Monday, March 31, 2014

The Half-Empty Archive

Cliff Lynch invited me to give one of UC Berkeley iSchool's "Information Access Seminars" entitled The Half-Empty Archive. It was based on my brief introductory talk at ANADP II last November, an expanded version given as a staff talk at the British Library last January, and the discussions following both. An edited text with links to the sources is below the fold.

Friday, March 28, 2014


We were asked if the CLOCKSS Archive uses PREMIS metadata. The answer is no, and a detailed explanation is below the fold.

Tuesday, March 18, 2014

Krste Asanović Keynote at FAST14

The standout presentation at Usenix's FAST conference this year was Krste Asanović's keynote on UC Berkeley's ASPIRE Project. His introduction was:
The first generation of Warehouse-Scale Computers (WSC) built everything from commercial off-the-shelf (COTS) components: computers, switches, and racks. The second generation, which is being deployed today, uses custom computers, custom switches, and even custom racks, albeit all built using COTS chips. We believe the third generation of WSC in 2020 will be built from custom chips. If WSC architects are free to design custom chips, what should they do differently?
There is much to think about in the talk, which stands out because it treats the entire stack, from hardware to applications, in a holistic way. It is well worth your time to read the slides and watch the video. Below the fold, I have some comments.

Monday, March 17, 2014

Seagate's Kinetic hard drives

I was impressed by Seagate's announcement last October of their Kinetic Open Storage Platform and blogged about it at the time. I should have paid more attention. My ex-colleague at Sun, Geoff Arnold, who knows far more than I do about scale-out systems (he worked at Amazon) also blogged about the announcement, and his post is so worth reading that it got over 40K hits in the first two weeks! You should join the crowd.

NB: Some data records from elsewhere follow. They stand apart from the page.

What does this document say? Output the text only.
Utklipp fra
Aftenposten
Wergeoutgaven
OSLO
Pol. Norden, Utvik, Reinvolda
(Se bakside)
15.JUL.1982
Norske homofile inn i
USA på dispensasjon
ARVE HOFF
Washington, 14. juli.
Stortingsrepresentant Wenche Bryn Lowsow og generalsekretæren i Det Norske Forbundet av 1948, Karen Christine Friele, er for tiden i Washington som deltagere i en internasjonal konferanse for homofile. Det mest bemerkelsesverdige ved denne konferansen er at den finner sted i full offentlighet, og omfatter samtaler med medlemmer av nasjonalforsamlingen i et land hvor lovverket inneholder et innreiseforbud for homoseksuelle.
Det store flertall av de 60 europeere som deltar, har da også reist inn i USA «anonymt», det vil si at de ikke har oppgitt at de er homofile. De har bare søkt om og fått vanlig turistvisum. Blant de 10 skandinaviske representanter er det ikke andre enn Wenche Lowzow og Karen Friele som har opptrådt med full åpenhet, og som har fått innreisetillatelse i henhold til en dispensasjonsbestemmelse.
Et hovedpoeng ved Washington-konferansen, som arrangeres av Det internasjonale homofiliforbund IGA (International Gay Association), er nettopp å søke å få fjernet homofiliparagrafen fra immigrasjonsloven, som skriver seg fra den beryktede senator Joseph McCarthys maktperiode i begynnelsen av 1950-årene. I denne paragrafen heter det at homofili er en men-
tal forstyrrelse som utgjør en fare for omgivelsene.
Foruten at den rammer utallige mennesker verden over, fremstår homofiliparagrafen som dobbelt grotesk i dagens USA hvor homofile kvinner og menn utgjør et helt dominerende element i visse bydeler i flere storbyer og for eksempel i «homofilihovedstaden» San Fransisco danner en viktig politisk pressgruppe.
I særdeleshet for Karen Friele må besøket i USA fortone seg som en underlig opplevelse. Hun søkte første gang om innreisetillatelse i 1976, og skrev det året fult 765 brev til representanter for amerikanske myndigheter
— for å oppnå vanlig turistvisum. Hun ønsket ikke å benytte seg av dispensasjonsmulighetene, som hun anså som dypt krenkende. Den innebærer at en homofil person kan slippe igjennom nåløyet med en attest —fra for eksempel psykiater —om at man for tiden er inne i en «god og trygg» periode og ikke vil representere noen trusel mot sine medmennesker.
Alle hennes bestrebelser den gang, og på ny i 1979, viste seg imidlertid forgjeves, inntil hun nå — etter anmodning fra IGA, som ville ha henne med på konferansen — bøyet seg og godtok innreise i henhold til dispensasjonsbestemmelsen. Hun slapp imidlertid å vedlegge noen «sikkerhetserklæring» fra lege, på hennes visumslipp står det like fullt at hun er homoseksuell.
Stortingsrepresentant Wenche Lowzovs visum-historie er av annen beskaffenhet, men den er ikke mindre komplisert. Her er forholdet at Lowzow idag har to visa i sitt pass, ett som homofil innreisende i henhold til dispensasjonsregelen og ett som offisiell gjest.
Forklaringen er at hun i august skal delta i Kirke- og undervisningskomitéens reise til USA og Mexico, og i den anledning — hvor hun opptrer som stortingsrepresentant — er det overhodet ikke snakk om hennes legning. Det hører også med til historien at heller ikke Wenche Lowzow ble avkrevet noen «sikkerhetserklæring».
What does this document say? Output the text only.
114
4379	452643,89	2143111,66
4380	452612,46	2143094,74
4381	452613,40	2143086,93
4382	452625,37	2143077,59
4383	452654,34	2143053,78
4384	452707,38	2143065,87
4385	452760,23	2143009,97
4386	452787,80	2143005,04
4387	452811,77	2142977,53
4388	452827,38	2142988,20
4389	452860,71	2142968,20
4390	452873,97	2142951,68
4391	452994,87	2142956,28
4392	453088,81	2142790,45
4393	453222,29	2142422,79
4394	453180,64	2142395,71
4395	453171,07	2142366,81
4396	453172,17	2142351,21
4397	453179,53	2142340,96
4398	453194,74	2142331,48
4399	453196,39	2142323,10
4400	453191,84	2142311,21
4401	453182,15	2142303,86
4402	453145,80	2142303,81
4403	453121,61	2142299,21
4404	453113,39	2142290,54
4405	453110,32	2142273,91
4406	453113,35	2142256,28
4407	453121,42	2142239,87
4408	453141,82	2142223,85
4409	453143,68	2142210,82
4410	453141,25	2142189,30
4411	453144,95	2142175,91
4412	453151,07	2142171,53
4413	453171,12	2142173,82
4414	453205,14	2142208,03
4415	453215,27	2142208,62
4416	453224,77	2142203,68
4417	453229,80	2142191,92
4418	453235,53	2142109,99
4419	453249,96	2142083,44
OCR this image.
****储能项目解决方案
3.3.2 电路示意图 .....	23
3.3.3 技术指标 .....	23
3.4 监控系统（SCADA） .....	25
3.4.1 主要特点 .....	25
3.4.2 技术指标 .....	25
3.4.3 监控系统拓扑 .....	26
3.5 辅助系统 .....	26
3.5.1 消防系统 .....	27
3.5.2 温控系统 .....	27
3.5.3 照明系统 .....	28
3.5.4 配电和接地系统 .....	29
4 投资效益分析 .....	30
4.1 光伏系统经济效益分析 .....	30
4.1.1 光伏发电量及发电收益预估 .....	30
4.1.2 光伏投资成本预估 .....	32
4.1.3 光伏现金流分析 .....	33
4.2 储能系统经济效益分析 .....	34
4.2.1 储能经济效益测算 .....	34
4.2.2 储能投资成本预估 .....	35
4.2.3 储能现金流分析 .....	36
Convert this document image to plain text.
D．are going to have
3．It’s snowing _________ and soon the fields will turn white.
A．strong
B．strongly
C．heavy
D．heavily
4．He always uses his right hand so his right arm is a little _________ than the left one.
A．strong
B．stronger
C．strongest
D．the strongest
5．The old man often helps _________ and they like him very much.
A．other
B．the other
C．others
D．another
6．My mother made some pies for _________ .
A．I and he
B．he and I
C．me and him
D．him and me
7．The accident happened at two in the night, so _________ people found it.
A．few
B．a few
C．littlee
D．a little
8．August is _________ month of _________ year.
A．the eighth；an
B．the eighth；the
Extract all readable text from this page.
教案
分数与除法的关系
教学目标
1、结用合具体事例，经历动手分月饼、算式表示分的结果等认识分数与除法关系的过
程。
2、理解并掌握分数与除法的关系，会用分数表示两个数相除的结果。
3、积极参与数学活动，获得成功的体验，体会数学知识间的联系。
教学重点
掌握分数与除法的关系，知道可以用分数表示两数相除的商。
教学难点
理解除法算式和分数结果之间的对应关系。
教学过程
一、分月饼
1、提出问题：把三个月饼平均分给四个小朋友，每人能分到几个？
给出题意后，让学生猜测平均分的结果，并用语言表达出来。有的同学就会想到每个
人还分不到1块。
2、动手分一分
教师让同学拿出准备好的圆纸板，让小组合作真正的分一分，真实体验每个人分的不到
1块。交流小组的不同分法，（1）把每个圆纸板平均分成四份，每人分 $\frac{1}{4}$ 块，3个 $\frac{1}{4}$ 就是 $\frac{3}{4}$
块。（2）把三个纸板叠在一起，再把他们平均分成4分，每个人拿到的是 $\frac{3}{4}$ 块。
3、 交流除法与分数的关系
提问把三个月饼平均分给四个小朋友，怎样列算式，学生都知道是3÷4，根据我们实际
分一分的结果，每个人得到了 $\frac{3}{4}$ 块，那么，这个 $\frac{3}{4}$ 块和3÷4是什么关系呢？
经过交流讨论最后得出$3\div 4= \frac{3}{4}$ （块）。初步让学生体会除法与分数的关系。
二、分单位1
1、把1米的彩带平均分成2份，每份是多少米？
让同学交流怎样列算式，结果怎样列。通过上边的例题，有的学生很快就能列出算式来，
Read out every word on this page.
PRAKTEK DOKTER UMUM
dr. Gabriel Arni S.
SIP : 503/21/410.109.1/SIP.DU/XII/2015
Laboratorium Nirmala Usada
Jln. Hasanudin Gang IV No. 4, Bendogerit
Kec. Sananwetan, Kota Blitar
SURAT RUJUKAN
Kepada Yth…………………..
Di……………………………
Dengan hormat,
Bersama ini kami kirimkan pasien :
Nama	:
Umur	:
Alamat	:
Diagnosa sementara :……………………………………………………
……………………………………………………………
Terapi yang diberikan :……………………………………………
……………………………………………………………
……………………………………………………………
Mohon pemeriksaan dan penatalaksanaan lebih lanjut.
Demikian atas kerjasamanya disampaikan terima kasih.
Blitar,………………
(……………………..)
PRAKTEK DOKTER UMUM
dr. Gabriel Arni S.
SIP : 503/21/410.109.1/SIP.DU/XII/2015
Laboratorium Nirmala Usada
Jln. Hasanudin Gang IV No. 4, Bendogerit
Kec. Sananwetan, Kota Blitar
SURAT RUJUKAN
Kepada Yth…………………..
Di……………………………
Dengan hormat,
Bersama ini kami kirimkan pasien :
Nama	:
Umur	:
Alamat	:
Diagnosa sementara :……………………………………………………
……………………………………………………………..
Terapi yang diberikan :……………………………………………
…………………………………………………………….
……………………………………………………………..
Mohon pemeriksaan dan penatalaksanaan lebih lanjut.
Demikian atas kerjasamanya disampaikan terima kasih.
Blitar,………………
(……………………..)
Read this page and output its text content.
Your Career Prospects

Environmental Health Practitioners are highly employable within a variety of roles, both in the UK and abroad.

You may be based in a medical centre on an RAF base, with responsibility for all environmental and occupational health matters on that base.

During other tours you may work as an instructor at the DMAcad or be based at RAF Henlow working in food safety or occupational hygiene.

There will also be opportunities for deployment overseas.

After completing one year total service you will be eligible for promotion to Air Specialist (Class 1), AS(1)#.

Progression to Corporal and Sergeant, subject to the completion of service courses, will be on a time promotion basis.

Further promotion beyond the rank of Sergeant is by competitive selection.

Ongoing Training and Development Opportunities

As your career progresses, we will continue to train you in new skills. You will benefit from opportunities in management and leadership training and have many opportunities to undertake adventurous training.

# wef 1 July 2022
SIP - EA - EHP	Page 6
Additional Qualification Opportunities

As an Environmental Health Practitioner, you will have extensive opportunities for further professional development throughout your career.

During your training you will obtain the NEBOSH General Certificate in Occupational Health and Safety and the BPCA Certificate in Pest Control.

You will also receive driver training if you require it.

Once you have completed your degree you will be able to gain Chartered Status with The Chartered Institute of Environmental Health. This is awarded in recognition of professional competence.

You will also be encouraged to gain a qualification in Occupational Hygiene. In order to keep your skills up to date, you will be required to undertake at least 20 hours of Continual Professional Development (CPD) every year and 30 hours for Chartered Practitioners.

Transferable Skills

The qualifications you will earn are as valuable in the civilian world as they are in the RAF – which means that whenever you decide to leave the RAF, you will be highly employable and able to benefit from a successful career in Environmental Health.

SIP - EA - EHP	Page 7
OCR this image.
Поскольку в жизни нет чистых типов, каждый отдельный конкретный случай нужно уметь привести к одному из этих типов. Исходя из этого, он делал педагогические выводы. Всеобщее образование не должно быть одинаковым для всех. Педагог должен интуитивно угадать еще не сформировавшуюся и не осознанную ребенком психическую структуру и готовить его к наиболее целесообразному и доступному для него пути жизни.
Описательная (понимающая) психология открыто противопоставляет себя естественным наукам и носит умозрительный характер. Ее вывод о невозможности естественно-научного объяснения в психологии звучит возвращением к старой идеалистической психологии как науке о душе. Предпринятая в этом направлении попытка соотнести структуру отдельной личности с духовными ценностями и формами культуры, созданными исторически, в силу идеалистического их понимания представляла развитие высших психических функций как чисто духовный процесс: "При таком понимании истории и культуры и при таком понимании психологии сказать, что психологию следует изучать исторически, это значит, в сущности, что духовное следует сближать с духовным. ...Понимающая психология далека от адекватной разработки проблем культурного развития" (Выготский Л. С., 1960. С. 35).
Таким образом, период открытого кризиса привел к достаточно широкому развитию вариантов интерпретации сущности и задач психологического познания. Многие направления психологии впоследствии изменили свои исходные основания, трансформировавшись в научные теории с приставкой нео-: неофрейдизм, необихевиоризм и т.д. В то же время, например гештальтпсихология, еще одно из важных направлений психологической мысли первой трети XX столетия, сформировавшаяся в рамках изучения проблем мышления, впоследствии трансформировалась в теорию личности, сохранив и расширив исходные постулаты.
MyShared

And this week Seagate and the German storage firm Rausch announced at CeBit the first storage system product I've seen based on Kinetic drives, the BigFoot Object Storage Solution. A rack of these 4U units would hold 2.8PB.

Wednesday, March 12, 2014

Dan Geer at RSA

Dan Geer gave a must-read talk at the recent RSA conference. Dan is especially strong on the fragility of the systems upon which society is coming to depend, a theme that also ran through my friend Dewayne Hendricks' recent talk at Stanford's EE380 seminar series. Below the fold, I quibble with one part of Dan's talk to show how persistent projections based on exponential growth are in the face of facts.

Wednesday, March 5, 2014

Windows XP

The idea that format migration is integral to digital preservation was for a long time reinforced by people's experience of format incompatibility in Microsoft's Office suite. Microsoft's business model used to depend on driving the upgrade cycle by introducing gratuitous forward incompatibility, new versions of the software being set up to write formats that older versions could not render. But what matters for digital preservation is backwards incompatibility; newer versions of the software being unable to render content written by older versions. Six years ago the limits of Microsoft's ability to introduce backwards incompatibility were dramatically illustrated when they tried to remove support for some really old formats.

The reason for this fiasco was that Microsoft greatly over-estimated its ability to impose the costs of migrating old content on their customers, and the customer's ability to resist. Old habits die hard. Microsoft is trying to end support of Windows XP and Office 2003 on April 8 but it isn't providing cost-effective upgrade paths for what is now Microsoft's fastest-growing installed base. Joel Hruska writes:
Microsoft has come under serious fire for some significant missteps in this process, including a total lack of actual upgrade options. What Microsoft calls an upgrade involves completely wiping the PC and reinstalling a fresh OS copy on it — or ideally, buying a new device. Microsoft has misjudged how strong its relationship is with consumers and failed to acknowledge its own shortcomings. Not providing an upgrade utility is one example — but so is the general lack of attractive upgrade prices or even the most basic understanding of why users haven't upgraded.
This resistance to change has obvious implications for digital preservation.